Identify a rational function whose graph is a horizontal line except for two holes.
Graph function.
To identify a rational function with a horizontal line graph and two holes, we can start by understanding the characteristics of a horizontal line graph. A horizontal line is represented by an equation in the form of y = constant. This means that the function will have the same output (y-value) regardless of the input (x-value).
To introduce two holes in the graph, we need to have two values of x for which the function is undefined, creating gaps or holes in the graph. This can be achieved by introducing a rational function with factors in both the numerator and denominator that cancel out at those specific x-values.
An example of such a rational function is:
f(x) = (x^2 - 4) / (x + 2)
This function has a horizontal line graph since the numerator (x^2 - 4) does not depend on x; it is a constant for any value of x.
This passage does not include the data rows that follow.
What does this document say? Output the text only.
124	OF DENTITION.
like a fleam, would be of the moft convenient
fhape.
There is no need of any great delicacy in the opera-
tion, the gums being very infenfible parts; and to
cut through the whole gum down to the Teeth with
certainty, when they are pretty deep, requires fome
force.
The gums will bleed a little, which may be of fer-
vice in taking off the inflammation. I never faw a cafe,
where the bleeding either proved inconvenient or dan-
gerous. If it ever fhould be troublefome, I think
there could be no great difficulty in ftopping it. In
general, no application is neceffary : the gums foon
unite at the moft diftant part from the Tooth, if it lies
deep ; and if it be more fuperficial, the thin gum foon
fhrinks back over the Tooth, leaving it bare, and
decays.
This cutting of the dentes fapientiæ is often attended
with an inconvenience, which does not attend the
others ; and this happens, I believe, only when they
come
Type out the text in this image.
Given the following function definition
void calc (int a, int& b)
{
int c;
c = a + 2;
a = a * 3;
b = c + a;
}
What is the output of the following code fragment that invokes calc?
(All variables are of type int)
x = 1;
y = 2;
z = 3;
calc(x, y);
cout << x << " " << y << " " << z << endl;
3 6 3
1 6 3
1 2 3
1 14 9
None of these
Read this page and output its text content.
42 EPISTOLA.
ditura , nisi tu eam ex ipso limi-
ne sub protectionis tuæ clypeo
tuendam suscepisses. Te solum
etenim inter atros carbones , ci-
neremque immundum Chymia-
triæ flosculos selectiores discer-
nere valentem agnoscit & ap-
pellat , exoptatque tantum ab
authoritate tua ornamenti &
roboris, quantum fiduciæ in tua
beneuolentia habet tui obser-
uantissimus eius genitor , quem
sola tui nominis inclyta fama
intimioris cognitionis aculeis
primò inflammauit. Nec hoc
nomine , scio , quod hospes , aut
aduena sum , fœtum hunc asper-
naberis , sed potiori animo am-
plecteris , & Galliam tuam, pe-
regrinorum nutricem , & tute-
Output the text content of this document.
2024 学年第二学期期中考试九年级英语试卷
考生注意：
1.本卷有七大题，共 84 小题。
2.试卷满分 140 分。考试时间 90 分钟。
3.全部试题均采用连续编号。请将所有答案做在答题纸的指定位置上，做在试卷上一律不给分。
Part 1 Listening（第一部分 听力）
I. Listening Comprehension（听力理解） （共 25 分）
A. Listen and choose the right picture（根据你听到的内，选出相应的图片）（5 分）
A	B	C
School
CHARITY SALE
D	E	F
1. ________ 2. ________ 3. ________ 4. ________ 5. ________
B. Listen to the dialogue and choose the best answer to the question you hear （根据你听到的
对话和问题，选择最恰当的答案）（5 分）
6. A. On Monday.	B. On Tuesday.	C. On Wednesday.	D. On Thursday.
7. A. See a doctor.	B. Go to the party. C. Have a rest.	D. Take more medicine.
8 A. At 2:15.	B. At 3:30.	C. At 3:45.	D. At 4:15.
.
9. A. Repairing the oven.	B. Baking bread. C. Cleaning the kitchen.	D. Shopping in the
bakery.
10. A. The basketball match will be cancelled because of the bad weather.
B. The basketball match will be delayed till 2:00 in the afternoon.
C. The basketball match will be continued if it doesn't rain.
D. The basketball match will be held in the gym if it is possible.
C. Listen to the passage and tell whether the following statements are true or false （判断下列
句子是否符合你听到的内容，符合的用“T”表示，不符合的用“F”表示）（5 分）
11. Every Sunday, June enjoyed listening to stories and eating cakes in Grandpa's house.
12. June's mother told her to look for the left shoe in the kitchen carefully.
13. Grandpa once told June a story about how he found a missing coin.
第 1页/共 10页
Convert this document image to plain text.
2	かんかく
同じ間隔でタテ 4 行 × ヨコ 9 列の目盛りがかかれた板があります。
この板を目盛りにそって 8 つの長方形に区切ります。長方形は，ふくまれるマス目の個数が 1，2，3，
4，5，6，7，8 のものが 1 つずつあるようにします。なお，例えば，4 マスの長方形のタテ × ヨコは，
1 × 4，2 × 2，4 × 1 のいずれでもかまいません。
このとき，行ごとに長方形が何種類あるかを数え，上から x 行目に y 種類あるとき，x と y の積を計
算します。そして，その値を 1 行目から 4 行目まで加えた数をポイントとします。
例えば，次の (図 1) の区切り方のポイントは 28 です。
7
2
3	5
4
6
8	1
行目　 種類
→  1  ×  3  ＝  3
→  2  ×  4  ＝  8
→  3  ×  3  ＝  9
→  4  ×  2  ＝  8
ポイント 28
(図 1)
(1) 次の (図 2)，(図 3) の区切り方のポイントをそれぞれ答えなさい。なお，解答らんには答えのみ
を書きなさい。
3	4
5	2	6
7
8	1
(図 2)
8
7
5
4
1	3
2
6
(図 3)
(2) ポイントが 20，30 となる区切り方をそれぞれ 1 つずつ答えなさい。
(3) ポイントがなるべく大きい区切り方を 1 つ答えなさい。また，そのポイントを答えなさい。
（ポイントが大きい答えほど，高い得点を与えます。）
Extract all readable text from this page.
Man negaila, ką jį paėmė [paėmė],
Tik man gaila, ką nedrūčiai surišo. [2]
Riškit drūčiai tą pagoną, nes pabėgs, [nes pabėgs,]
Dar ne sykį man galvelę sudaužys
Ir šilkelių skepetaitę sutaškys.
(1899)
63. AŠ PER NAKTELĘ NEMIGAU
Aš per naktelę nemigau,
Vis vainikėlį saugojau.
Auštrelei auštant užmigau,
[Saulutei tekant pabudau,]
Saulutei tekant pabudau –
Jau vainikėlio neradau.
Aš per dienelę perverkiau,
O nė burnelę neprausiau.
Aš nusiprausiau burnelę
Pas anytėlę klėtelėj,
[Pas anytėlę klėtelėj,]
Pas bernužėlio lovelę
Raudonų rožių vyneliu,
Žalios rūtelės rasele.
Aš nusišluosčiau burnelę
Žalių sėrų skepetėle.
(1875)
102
The denominator (x + 2) cancels out the (x - 2) term in the numerator, creating two holes in the graph at x = -2 and x = 2.
To graph this function, you can follow these steps:
1. Determine the x-values for the holes: In this example, the function has holes at x = -2 and x = 2.
2. Plot the holes: Mark the points (-2, f(-2)) and (2, f(2)) on the graph. The y-values at these points can be found by substituting the x-values into the function.
3. Draw a dotted line: Connect the points on the graph with a dotted line to represent the function's horizontal behavior.
The resulting graph will be a horizontal line with two holes at the specified x-values.